Catherine se retrouve ainsi veuve avec 1 fils en bas âge, et enceinte de mon ancêtre Auguste MORISOT, qui naîtra le 18 plûviose an VIII.

Est-elle restée seule, s'est-elle remariée...? Aucune piste.
C'est là que s'arrête la dernière trace de Catherine....jusqu'à...
  • Son décès dans les Pyrénées...sous un faux nom!
Son fils, mon ancêtre Auguste Morisot, devenu tailleur d'habits à Rigny la Salle, se marie le 21 février 1828 à Barbe FILIER.`
Dans l'acte de mariage, est évoqué son père, Nicolas, et bien évidemment sa mère Catherine, qui est dite décédée, à Nay, département des Basses Pyrénées.

L'officier d'état civil précise que Catherine est enregistrée dans les actes de décès de cette commune sous le nom de SENVILLE (ou Seuville) au lieu de son propre nom qui est Monet.
Pourquoi est-elle décédée si loin de son domicile? et surtout sous un faux nom?

Etait-elle recherchée?

Les premières pistes recherchées
  • Son acte de décès dans les archives départementales des Hautes-Pyrénées
Catherine décède le 14 décembre 1818 à Nay à 4 heures du matin sous le nom déclaré de SENVILLE, dans la maison de Bonneville.
Les déclarants ne sont ni voisins, ni de la famille.
L'acte permet de corroborer les informations mentionnées dans l'acte de mariage de son fils, mais sans éléments supplémentaires malheureusement.
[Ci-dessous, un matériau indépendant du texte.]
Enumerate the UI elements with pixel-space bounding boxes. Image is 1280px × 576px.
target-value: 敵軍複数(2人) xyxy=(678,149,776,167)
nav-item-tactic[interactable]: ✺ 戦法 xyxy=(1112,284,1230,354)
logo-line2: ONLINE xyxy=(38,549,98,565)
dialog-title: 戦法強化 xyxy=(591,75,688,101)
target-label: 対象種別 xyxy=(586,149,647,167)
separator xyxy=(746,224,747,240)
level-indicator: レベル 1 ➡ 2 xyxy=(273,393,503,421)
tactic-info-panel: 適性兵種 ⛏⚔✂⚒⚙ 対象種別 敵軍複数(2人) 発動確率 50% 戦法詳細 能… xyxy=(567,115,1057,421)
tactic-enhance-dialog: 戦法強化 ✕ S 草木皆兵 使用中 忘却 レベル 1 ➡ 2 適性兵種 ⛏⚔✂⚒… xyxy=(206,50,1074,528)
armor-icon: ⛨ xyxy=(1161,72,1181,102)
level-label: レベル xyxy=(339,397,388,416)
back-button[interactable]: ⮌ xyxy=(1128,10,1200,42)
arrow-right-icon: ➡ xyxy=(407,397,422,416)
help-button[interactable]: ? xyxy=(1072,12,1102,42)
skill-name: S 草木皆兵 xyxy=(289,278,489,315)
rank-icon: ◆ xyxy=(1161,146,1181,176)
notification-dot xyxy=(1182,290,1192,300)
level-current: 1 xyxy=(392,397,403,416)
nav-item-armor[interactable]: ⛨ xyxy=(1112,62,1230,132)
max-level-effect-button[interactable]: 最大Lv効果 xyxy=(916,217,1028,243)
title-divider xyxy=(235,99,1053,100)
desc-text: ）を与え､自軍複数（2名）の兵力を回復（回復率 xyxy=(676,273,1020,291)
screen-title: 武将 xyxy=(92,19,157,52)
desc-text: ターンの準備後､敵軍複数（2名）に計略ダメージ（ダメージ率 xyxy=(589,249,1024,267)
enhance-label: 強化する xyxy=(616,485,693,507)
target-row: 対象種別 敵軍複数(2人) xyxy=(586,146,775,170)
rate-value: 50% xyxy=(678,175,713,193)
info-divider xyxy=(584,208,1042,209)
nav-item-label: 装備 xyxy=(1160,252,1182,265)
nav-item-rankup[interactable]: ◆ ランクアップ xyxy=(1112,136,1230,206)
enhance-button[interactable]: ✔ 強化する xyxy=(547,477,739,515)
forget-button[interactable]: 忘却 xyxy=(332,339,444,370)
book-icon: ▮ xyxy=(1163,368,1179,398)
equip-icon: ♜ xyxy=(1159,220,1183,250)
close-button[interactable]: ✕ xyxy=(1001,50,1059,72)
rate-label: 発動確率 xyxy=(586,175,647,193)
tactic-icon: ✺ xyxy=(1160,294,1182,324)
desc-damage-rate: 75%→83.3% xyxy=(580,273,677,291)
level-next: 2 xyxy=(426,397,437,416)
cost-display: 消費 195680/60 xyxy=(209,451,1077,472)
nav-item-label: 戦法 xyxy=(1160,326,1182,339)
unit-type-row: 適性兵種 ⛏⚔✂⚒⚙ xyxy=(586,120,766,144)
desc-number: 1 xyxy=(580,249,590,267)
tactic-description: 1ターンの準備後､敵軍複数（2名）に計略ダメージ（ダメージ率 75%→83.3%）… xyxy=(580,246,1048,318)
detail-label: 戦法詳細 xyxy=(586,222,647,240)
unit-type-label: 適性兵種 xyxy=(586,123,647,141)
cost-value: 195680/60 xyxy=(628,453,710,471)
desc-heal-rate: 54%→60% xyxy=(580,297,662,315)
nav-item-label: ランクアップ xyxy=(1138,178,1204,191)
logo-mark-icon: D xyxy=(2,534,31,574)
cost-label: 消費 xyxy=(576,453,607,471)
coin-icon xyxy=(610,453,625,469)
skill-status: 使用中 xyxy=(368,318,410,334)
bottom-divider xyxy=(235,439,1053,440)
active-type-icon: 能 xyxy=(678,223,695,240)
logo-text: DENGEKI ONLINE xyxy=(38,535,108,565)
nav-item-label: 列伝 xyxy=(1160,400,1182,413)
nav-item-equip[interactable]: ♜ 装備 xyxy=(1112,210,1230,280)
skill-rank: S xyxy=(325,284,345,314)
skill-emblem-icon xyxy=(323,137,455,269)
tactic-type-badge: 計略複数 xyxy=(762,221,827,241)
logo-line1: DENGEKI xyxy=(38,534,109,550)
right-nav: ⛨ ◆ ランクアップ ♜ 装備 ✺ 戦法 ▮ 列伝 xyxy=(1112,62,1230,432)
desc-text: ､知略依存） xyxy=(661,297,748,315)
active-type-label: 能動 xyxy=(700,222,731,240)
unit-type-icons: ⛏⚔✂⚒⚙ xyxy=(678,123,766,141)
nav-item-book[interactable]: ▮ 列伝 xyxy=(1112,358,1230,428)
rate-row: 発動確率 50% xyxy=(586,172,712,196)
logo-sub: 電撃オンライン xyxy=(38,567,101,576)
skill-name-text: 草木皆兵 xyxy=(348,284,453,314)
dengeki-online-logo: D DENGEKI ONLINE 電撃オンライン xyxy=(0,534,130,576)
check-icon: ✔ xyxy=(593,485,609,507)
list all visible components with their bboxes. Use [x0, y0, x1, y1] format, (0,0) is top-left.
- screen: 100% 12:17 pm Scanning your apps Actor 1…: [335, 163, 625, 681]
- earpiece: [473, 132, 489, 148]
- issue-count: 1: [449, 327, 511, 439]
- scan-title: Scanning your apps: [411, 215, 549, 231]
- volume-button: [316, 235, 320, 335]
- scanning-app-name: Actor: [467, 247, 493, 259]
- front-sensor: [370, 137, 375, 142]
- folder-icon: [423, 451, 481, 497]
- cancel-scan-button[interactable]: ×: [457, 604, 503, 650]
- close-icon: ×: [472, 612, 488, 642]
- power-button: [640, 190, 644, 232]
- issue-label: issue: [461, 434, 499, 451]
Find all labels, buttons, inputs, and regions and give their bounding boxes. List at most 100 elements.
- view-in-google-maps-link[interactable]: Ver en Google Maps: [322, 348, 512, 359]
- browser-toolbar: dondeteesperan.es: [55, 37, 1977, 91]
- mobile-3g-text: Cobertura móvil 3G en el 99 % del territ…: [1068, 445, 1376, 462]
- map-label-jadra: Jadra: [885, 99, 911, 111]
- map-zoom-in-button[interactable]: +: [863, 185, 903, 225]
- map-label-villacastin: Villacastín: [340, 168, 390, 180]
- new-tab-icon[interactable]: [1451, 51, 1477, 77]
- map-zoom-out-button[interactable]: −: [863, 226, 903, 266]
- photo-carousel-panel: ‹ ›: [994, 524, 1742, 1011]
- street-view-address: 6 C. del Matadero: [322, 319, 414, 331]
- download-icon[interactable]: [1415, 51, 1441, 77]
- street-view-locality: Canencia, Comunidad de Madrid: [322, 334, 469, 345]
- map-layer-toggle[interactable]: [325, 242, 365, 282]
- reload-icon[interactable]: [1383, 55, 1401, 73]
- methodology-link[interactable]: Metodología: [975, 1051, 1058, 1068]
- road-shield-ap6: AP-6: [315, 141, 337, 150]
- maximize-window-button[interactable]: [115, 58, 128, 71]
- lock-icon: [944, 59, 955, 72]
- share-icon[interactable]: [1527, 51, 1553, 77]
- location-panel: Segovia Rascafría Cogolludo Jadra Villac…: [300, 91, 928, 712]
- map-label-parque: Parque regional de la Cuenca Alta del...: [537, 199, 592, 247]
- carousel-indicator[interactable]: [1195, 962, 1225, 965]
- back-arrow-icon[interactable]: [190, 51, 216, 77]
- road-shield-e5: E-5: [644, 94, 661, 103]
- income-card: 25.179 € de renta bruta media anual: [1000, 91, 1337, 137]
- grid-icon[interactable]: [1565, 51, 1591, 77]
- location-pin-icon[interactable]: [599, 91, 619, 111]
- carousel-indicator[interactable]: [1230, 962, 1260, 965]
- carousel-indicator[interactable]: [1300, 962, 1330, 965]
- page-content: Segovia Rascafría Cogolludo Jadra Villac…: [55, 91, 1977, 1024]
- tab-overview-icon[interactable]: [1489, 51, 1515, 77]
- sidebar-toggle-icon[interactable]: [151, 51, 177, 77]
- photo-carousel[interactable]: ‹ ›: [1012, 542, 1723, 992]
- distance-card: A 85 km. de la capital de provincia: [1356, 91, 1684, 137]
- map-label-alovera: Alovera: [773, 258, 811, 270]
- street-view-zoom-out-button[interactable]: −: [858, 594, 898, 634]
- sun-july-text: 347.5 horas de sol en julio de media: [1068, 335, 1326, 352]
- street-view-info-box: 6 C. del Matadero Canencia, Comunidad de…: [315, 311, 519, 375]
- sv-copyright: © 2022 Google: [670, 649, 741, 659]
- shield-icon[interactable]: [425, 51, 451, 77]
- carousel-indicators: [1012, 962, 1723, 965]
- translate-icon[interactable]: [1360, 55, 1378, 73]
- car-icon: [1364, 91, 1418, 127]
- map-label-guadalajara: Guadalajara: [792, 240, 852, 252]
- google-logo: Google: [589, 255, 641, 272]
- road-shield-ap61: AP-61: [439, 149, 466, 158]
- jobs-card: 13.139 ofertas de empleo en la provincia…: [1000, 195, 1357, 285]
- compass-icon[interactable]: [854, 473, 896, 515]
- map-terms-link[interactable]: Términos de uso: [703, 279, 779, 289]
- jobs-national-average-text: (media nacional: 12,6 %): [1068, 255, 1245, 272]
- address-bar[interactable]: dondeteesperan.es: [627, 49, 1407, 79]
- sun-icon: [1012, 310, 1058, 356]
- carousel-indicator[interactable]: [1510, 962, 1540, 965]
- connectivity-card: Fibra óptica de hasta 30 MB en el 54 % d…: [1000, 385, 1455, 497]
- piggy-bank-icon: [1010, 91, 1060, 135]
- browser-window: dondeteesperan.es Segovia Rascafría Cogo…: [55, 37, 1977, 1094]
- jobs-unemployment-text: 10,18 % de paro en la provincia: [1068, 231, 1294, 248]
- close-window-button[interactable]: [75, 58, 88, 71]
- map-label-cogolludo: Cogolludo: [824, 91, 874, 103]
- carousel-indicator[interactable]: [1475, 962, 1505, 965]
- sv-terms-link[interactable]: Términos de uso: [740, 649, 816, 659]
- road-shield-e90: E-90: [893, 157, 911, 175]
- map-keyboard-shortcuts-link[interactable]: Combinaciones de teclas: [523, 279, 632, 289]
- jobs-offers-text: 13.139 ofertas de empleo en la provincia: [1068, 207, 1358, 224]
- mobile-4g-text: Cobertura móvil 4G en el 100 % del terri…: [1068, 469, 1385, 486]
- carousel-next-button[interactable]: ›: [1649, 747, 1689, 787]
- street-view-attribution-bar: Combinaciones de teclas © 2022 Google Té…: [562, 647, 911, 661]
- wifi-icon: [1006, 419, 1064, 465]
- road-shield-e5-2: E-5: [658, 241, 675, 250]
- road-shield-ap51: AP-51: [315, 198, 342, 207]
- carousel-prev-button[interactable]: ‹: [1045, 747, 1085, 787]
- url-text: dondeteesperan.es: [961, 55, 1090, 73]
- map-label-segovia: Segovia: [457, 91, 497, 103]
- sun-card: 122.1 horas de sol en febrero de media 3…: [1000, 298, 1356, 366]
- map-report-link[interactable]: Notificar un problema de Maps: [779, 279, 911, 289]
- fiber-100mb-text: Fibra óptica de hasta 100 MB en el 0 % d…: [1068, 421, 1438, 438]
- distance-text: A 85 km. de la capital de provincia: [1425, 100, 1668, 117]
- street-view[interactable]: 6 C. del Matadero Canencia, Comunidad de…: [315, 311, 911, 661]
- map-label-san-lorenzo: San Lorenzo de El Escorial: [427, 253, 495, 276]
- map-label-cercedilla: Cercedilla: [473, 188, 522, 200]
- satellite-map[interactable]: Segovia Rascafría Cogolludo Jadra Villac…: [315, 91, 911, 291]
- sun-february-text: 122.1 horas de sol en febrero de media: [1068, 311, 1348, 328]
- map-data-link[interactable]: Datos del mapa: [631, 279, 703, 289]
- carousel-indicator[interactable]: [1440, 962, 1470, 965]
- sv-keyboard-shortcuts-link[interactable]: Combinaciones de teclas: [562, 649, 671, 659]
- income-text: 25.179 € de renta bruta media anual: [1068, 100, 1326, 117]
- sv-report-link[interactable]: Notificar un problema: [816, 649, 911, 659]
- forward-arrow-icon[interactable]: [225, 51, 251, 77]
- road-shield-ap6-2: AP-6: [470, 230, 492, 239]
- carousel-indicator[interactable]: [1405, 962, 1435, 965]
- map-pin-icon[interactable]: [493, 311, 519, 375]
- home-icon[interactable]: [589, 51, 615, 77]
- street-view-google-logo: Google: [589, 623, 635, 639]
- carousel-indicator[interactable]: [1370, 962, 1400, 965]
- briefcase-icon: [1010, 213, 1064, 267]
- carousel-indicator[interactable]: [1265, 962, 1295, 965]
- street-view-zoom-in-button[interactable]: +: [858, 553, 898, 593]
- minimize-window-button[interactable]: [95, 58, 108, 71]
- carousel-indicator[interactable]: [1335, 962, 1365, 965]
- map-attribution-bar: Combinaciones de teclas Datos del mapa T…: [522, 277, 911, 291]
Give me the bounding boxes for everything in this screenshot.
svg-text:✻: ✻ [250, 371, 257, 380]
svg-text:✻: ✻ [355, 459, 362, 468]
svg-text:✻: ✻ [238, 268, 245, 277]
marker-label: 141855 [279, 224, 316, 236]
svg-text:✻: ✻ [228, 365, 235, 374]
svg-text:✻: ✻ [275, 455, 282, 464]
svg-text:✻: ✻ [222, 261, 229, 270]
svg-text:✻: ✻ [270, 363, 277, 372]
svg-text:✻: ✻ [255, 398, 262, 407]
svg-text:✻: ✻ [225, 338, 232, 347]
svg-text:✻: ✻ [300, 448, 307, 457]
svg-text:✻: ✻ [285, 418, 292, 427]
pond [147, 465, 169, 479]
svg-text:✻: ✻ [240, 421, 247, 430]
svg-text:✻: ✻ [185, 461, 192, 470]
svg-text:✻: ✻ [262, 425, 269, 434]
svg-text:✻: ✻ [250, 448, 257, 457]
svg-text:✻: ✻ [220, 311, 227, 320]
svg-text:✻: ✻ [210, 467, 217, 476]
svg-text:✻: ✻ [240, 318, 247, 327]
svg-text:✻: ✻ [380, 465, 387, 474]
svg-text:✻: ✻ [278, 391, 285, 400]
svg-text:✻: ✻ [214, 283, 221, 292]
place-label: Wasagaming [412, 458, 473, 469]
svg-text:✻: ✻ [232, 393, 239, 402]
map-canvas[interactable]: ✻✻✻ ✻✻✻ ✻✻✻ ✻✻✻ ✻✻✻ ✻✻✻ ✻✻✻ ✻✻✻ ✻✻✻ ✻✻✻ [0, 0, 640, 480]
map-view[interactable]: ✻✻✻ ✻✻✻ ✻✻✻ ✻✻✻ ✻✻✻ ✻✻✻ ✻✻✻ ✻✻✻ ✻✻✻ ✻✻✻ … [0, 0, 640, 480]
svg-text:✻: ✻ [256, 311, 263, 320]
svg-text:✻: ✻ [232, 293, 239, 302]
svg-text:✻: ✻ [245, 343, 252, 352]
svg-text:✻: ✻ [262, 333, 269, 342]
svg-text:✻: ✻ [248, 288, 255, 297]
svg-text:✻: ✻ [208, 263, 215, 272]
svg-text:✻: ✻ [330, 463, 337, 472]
  • Autre piste : la recherche de sa déclaration de succession
Isabelle Louradour (@genealogie64), présidente de l'association "Gen&O" (Généalogie & Origines au Pays Basque) a eu la gentillesse de rechercher aux archives de ce département si une déclaration de mutation après décès avait été effectuée.

Ma plus grande crainte s'est réalisée : Catherine n'avait pas de biens donc pas de mutation, et donc d'héritiers à recherche et à déclarer ! Malheureusement cette piste se ferme.
Si Catherine s'était remariée, son époux aurait été évoqué dans la déclaration ou dans son acte de décès.
  • Piste éventuelle : qu'est devenu son 1er fils : François Morisot, né en 1797 ? 
François Morisot était né le 11 août 1797 alors qu'elle n'était pas encore marié à son patron, père naturel de l'enfant.

François l'a peut-être accompagné dans son périple? Qu'est-il devenu?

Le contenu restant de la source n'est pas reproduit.